Aussi, l’année dernière, j’ai jugé utile d’interroger l’ensemble des SDIS sur les difficultés rencontrées pour honorer leur obligation d’emploi. Sur l’ensemble des réponses obtenues, à l’exception d’une seule, il s’avère que les SDIS ne parviennent pas à s’acquitter de cette obligation et doivent verser au FIPHFP une contribution financière qui peut dépasser, pour certains, 200 000 euros, cette somme venant alourdir un peu plus les dépenses contraintes des services départementaux.

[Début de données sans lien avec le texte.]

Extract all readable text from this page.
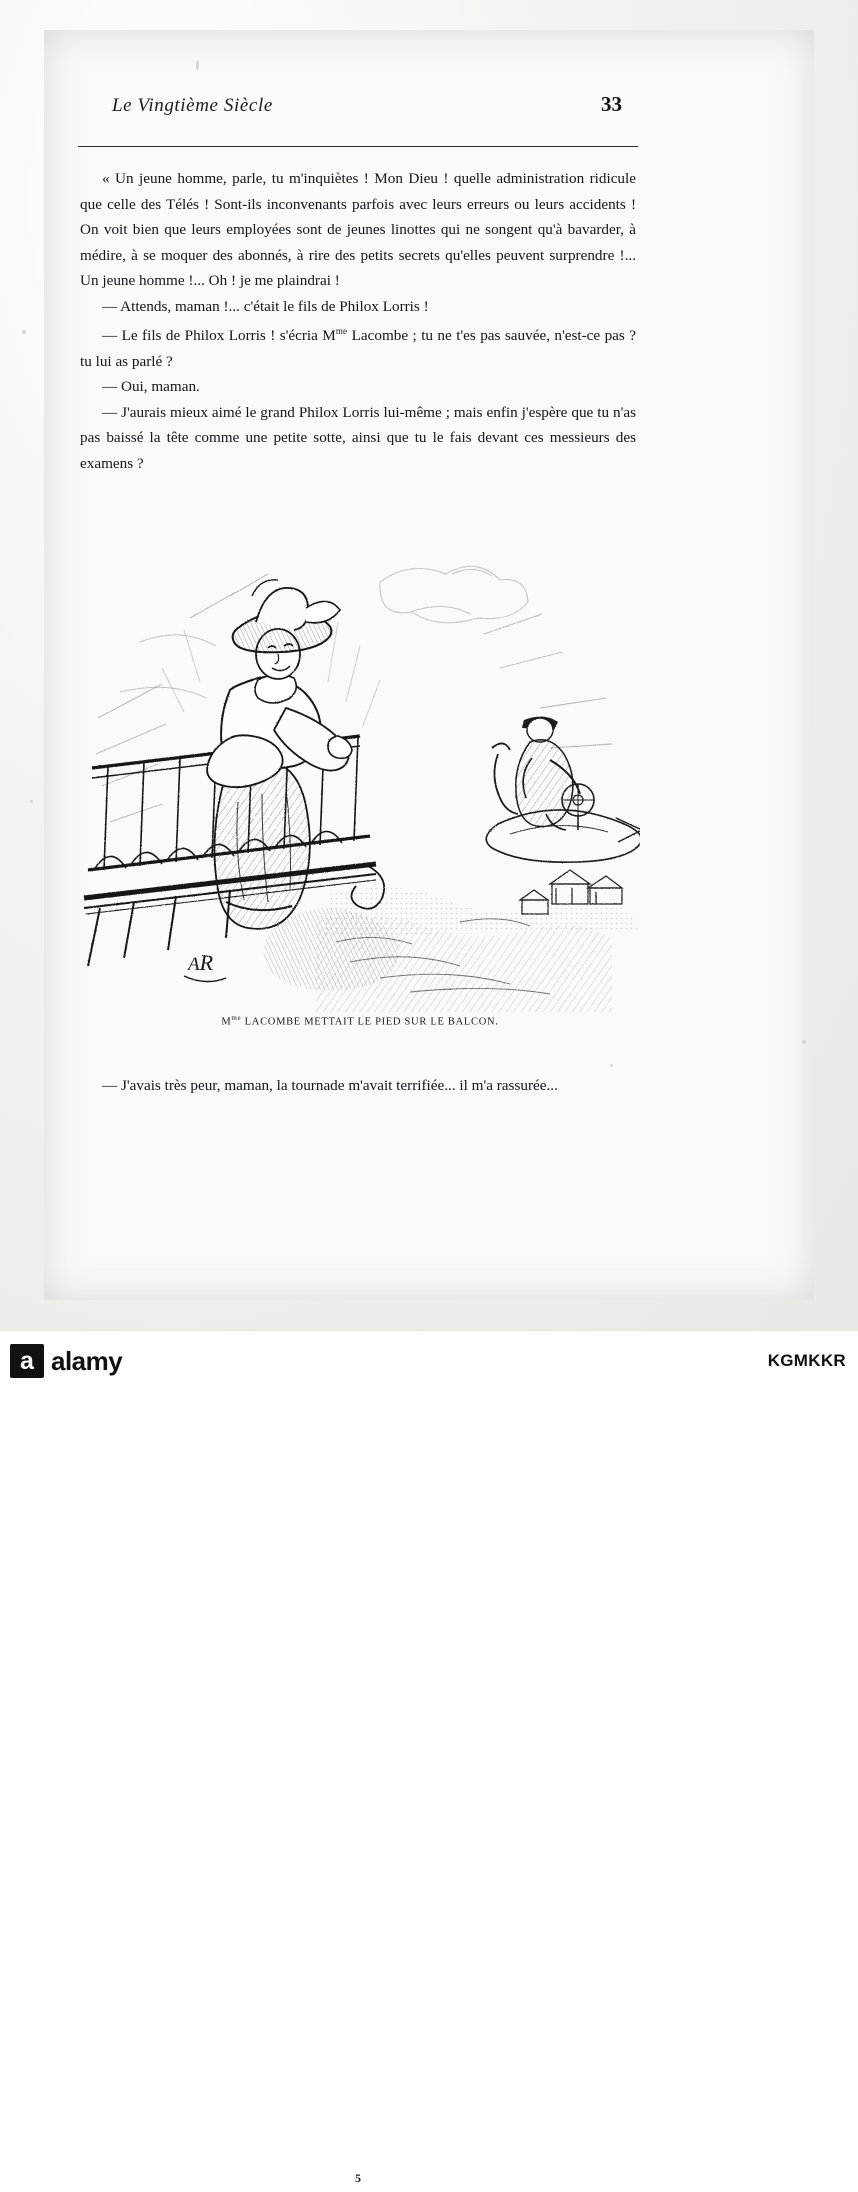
Le Vingtième Siècle	33

« Un jeune homme, parle, tu m'inquiètes ! Mon Dieu ! quelle administration ridicule que celle des Télés ! Sont-ils inconvenants parfois avec leurs erreurs ou leurs accidents ! On voit bien que leurs employées sont de jeunes linottes qui ne songent qu'à bavarder, à médire, à se moquer des abonnés, à rire des petits secrets qu'elles peuvent surprendre !... Un jeune homme !... Oh ! je me plaindrai !

— Attends, maman !... c'était le fils de Philox Lorris !

— Le fils de Philox Lorris ! s'écria $M^{me}$ Lacombe ; tu ne t'es pas sauvée, n'est-ce pas ? tu lui as parlé ?

— Oui, maman.

— J'aurais mieux aimé le grand Philox Lorris lui-même ; mais enfin j'espère que tu n'as pas baissé la tête comme une petite sotte, ainsi que tu le fais devant ces messieurs des examens ?

AR
$M^{me}$ LACOMBE METTAIT LE PIED SUR LE BALCON.

— J'avais très peur, maman, la tournade m'avait terrifiée... il m'a rassurée...

5
a alamy	KGMKKR
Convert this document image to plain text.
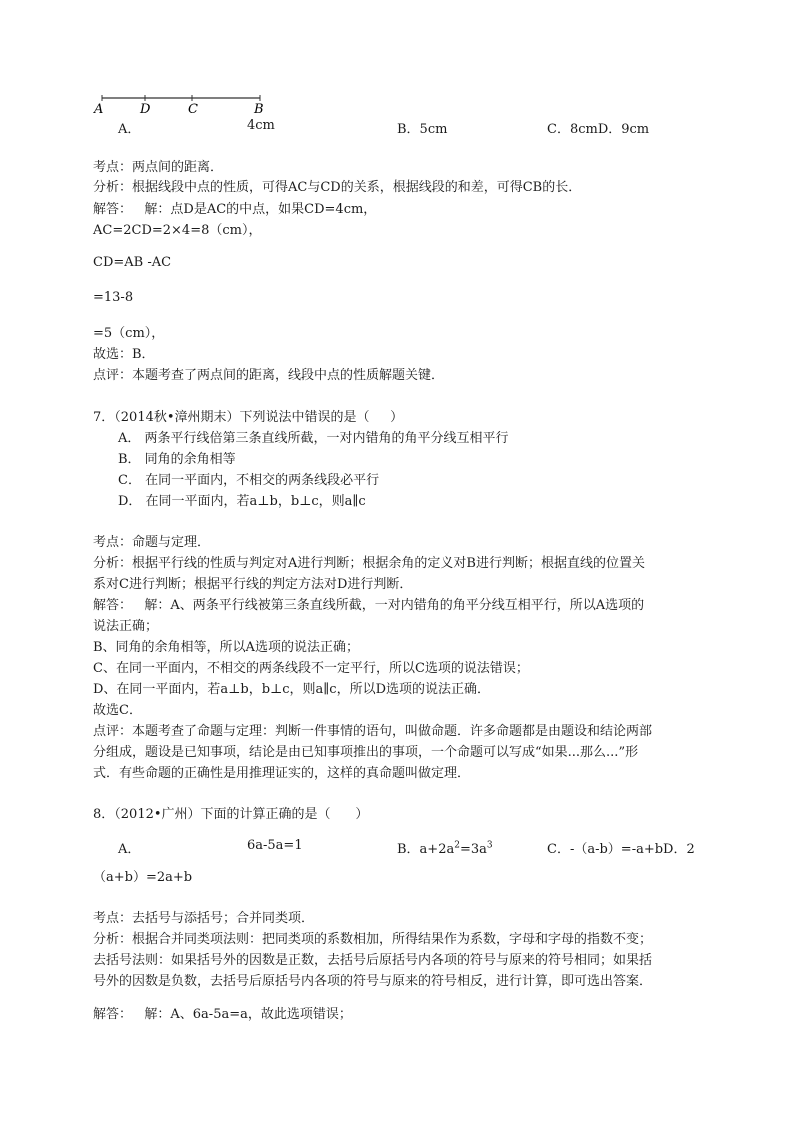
A	D	C	B
A．	4cm	B．5cm	C．8cmD．9cm
考点：两点间的距离．
分析：根据线段中点的性质，可得AC与CD的关系，根据线段的和差，可得CB的长．
解答：   解：点D是AC的中点，如果CD=4cm，
AC=2CD=2×4=8（cm），
CD=AB -AC
=13-8
=5（cm），
故选：B．
点评：本题考查了两点间的距离，线段中点的性质解题关键．
7．（2014秋•漳州期末）下列说法中错误的是（     ）
A． 两条平行线倍第三条直线所截，一对内错角的角平分线互相平行
B． 同角的余角相等
C． 在同一平面内，不相交的两条线段必平行
D． 在同一平面内，若a⊥b，b⊥c，则a∥c
考点：命题与定理．
分析：根据平行线的性质与判定对A进行判断；根据余角的定义对B进行判断；根据直线的位置关
系对C进行判断；根据平行线的判定方法对D进行判断．
解答：   解：A、两条平行线被第三条直线所截，一对内错角的角平分线互相平行，所以A选项的
说法正确；
B、同角的余角相等，所以A选项的说法正确；
C、在同一平面内，不相交的两条线段不一定平行，所以C选项的说法错误；
D、在同一平面内，若a⊥b，b⊥c，则a∥c，所以D选项的说法正确．
故选C．
点评：本题考查了命题与定理：判断一件事情的语句，叫做命题．许多命题都是由题设和结论两部
分组成，题设是已知事项，结论是由已知事项推出的事项，一个命题可以写成“如果...那么...”形
式．有些命题的正确性是用推理证实的，这样的真命题叫做定理．
8．（2012•广州）下面的计算正确的是（      ）
A．	6a-5a=1	B．$a+2a^2=3a^3$	C．-（a-b）=-a+bD．2
（a+b）=2a+b
考点：去括号与添括号；合并同类项．
分析：根据合并同类项法则：把同类项的系数相加，所得结果作为系数，字母和字母的指数不变；
去括号法则：如果括号外的因数是正数，去括号后原括号内各项的符号与原来的符号相同；如果括
号外的因数是负数，去括号后原括号内各项的符号与原来的符号相反，进行计算，即可选出答案．
解答：   解：A、6a-5a=a，故此选项错误；
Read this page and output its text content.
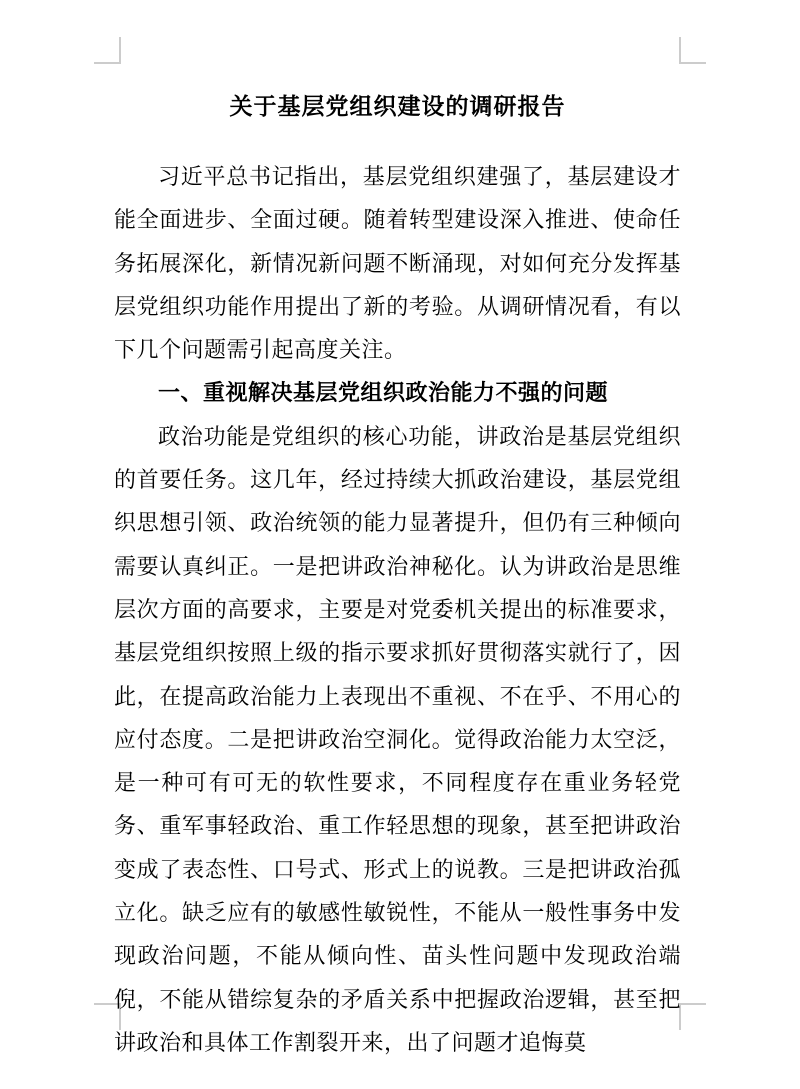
关于基层党组织建设的调研报告

习近平总书记指出，基层党组织建强了，基层建设才能全面进步、全面过硬。随着转型建设深入推进、使命任务拓展深化，新情况新问题不断涌现，对如何充分发挥基层党组织功能作用提出了新的考验。从调研情况看，有以下几个问题需引起高度关注。

一、重视解决基层党组织政治能力不强的问题

政治功能是党组织的核心功能，讲政治是基层党组织的首要任务。这几年，经过持续大抓政治建设，基层党组织思想引领、政治统领的能力显著提升，但仍有三种倾向需要认真纠正。一是把讲政治神秘化。认为讲政治是思维层次方面的高要求，主要是对党委机关提出的标准要求，基层党组织按照上级的指示要求抓好贯彻落实就行了，因此，在提高政治能力上表现出不重视、不在乎、不用心的应付态度。二是把讲政治空洞化。觉得政治能力太空泛，是一种可有可无的软性要求，不同程度存在重业务轻党务、重军事轻政治、重工作轻思想的现象，甚至把讲政治变成了表态性、口号式、形式上的说教。三是把讲政治孤立化。缺乏应有的敏感性敏锐性，不能从一般性事务中发现政治问题，不能从倾向性、苗头性问题中发现政治端倪，不能从错综复杂的矛盾关系中把握政治逻辑，甚至把讲政治和具体工作割裂开来，出了问题才追悔莫
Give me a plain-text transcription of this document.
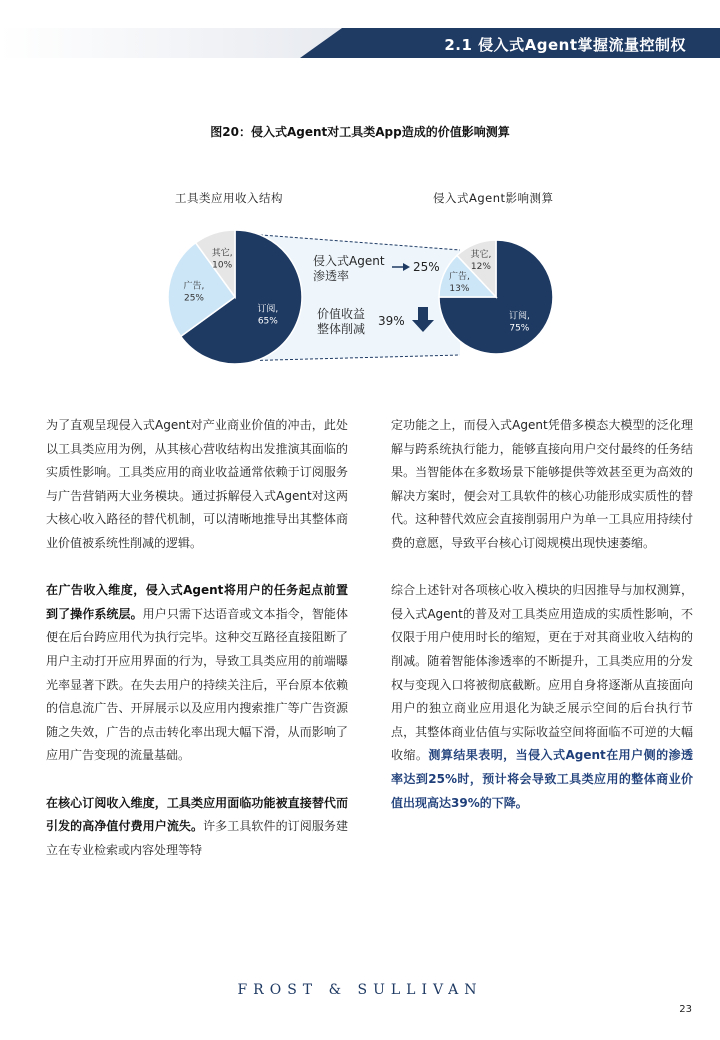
2.1 侵入式Agent掌握流量控制权
图20：侵入式Agent对工具类App造成的价值影响测算
工具类应用收入结构	侵入式Agent影响测算
订阅,
65%
广告,
25%
其它,
10%
订阅,
75%
广告,
13%
其它,
12%
侵入式Agent
渗透率
25%
价值收益
整体削减
39%

为了直观呈现侵入式Agent对产业商业价值的冲击，此处以工具类应用为例，从其核心营收结构出发推演其面临的实质性影响。工具类应用的商业收益通常依赖于订阅服务与广告营销两大业务模块。通过拆解侵入式Agent对这两大核心收入路径的替代机制，可以清晰地推导出其整体商业价值被系统性削减的逻辑。

在广告收入维度，侵入式Agent将用户的任务起点前置到了操作系统层。用户只需下达语音或文本指令，智能体便在后台跨应用代为执行完毕。这种交互路径直接阻断了用户主动打开应用界面的行为，导致工具类应用的前端曝光率显著下跌。在失去用户的持续关注后，平台原本依赖的信息流广告、开屏展示以及应用内搜索推广等广告资源随之失效，广告的点击转化率出现大幅下滑，从而影响了应用广告变现的流量基础。

在核心订阅收入维度，工具类应用面临功能被直接替代而引发的高净值付费用户流失。许多工具软件的订阅服务建立在专业检索或内容处理等特

定功能之上，而侵入式Agent凭借多模态大模型的泛化理解与跨系统执行能力，能够直接向用户交付最终的任务结果。当智能体在多数场景下能够提供等效甚至更为高效的解决方案时，便会对工具软件的核心功能形成实质性的替代。这种替代效应会直接削弱用户为单一工具应用持续付费的意愿，导致平台核心订阅规模出现快速萎缩。

综合上述针对各项核心收入模块的归因推导与加权测算，侵入式Agent的普及对工具类应用造成的实质性影响，不仅限于用户使用时长的缩短，更在于对其商业收入结构的削减。随着智能体渗透率的不断提升，工具类应用的分发权与变现入口将被彻底截断。应用自身将逐渐从直接面向用户的独立商业应用退化为缺乏展示空间的后台执行节点，其整体商业估值与实际收益空间将面临不可逆的大幅收缩。测算结果表明，当侵入式Agent在用户侧的渗透率达到25%时，预计将会导致工具类应用的整体商业价值出现高达39%的下降。

FROST & SULLIVAN
23
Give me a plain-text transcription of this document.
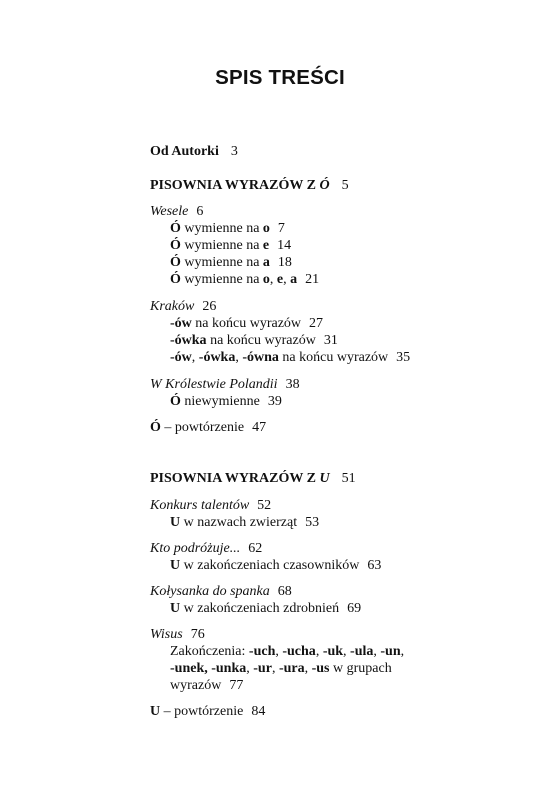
SPIS TREŚCI
Od Autorki 3
PISOWNIA WYRAZÓW Z Ó 5
Wesele 6
Ó wymienne na o 7
Ó wymienne na e 14
Ó wymienne na a 18
Ó wymienne na o, e, a 21
Kraków 26
-ów na końcu wyrazów 27
-ówka na końcu wyrazów 31
-ów, -ówka, -ówna na końcu wyrazów 35
W Królestwie Polandii 38
Ó niewymienne 39
Ó – powtórzenie 47
PISOWNIA WYRAZÓW Z U 51
Konkurs talentów 52
U w nazwach zwierząt 53
Kto podróżuje... 62
U w zakończeniach czasowników 63
Kołysanka do spanka 68
U w zakończeniach zdrobnień 69
Wisus 76
Zakończenia: -uch, -ucha, -uk, -ula, -un,
-unek, -unka, -ur, -ura, -us w grupach
wyrazów 77
U – powtórzenie 84
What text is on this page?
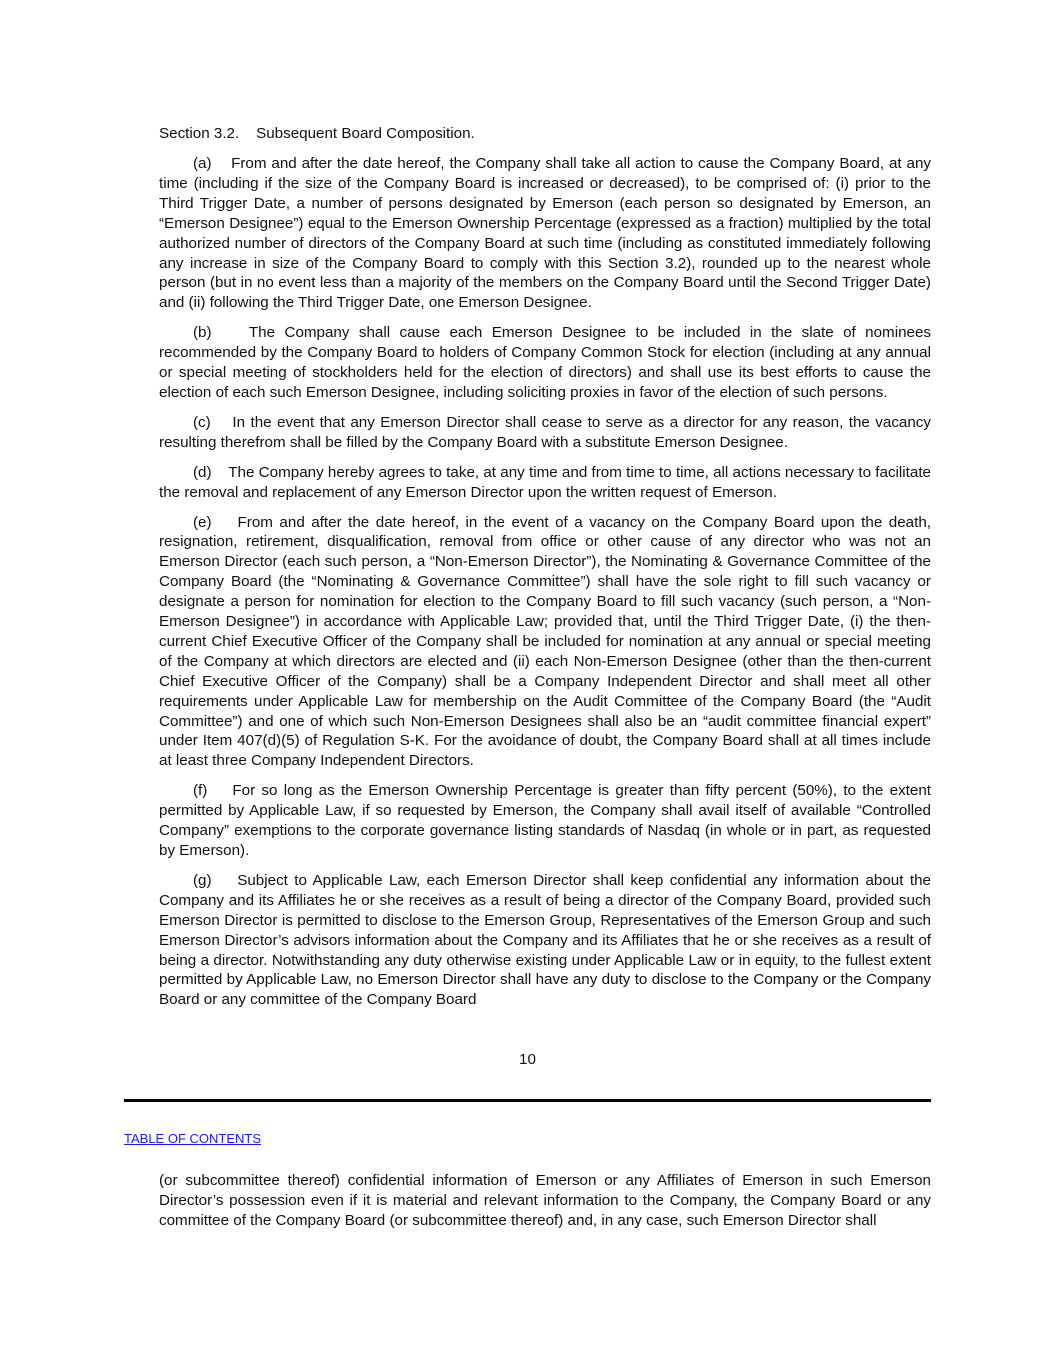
Section 3.2.    Subsequent Board Composition.

(a) From and after the date hereof, the Company shall take all action to cause the Company Board, at any time (including if the size of the Company Board is increased or decreased), to be comprised of: (i) prior to the Third Trigger Date, a number of persons designated by Emerson (each person so designated by Emerson, an “Emerson Designee”) equal to the Emerson Ownership Percentage (expressed as a fraction) multiplied by the total authorized number of directors of the Company Board at such time (including as constituted immediately following any increase in size of the Company Board to comply with this Section 3.2), rounded up to the nearest whole person (but in no event less than a majority of the members on the Company Board until the Second Trigger Date) and (ii) following the Third Trigger Date, one Emerson Designee.

(b) The Company shall cause each Emerson Designee to be included in the slate of nominees recommended by the Company Board to holders of Company Common Stock for election (including at any annual or special meeting of stockholders held for the election of directors) and shall use its best efforts to cause the election of each such Emerson Designee, including soliciting proxies in favor of the election of such persons.

(c) In the event that any Emerson Director shall cease to serve as a director for any reason, the vacancy resulting therefrom shall be filled by the Company Board with a substitute Emerson Designee.

(d) The Company hereby agrees to take, at any time and from time to time, all actions necessary to facilitate the removal and replacement of any Emerson Director upon the written request of Emerson.

(e) From and after the date hereof, in the event of a vacancy on the Company Board upon the death, resignation, retirement, disqualification, removal from office or other cause of any director who was not an Emerson Director (each such person, a “Non-Emerson Director”), the Nominating & Governance Committee of the Company Board (the “Nominating & Governance Committee”) shall have the sole right to fill such vacancy or designate a person for nomination for election to the Company Board to fill such vacancy (such person, a “Non-Emerson Designee”) in accordance with Applicable Law; provided that, until the Third Trigger Date, (i) the then-current Chief Executive Officer of the Company shall be included for nomination at any annual or special meeting of the Company at which directors are elected and (ii) each Non-Emerson Designee (other than the then-current Chief Executive Officer of the Company) shall be a Company Independent Director and shall meet all other requirements under Applicable Law for membership on the Audit Committee of the Company Board (the “Audit Committee”) and one of which such Non-Emerson Designees shall also be an “audit committee financial expert” under Item 407(d)(5) of Regulation S-K. For the avoidance of doubt, the Company Board shall at all times include at least three Company Independent Directors.

(f) For so long as the Emerson Ownership Percentage is greater than fifty percent (50%), to the extent permitted by Applicable Law, if so requested by Emerson, the Company shall avail itself of available “Controlled Company” exemptions to the corporate governance listing standards of Nasdaq (in whole or in part, as requested by Emerson).

(g) Subject to Applicable Law, each Emerson Director shall keep confidential any information about the Company and its Affiliates he or she receives as a result of being a director of the Company Board, provided such Emerson Director is permitted to disclose to the Emerson Group, Representatives of the Emerson Group and such Emerson Director’s advisors information about the Company and its Affiliates that he or she receives as a result of being a director. Notwithstanding any duty otherwise existing under Applicable Law or in equity, to the fullest extent permitted by Applicable Law, no Emerson Director shall have any duty to disclose to the Company or the Company Board or any committee of the Company Board

10
TABLE OF CONTENTS
(or subcommittee thereof) confidential information of Emerson or any Affiliates of Emerson in such Emerson Director’s possession even if it is material and relevant information to the Company, the Company Board or any committee of the Company Board (or subcommittee thereof) and, in any case, such Emerson Director shall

Or, il convient de le souligner, certaines entreprises du secteur privé bénéficient d’une minoration de leur contribution lorsqu’elles emploient plus de 80 % des salariés occupant des emplois nécessitant des aptitudes physiques particulières ; je fais ici référence aux articles D5212-21 et D5212-24 du code du travail.
Dans l’article D5212-25 du code du travail, sont énumérées les catégories d’emplois exigeant des conditions d’aptitude particulières, comme les personnels navigants techniques et commerciaux de l’aviation civile ou les personnels navigants techniques de la marine marchande, les ambulanciers, les convoyeurs de fonds, les charpentiers en bois qualifiés, les conducteurs routiers, les livreurs, etc.
Or les SDIS, dont la plupart des emplois exigent aussi des conditions d’aptitude particulières, ne bénéficient pas d’une minoration analogue. Dans l’ensemble, les responsables de SDIS dénoncent l’iniquité de traitement avec le secteur privé.
Mme Isabelle Debré, rapporteur. Ils ont raison ! Il faut revoir cela !
Mme Catherine Troendle. Certains proposent, pour résoudre ces difficultés, de ne soumettre à l’obligation d’emploi de 6 % que les seuls personnels administratifs et techniques.
En conséquence, je souhaite que ce débat soit l’occasion pour le Gouvernement d’envisager de rouvrir ce dossier pour apporter aux SDIS une réponse appropriée. (Applaudissements sur les travées de l'UMP.)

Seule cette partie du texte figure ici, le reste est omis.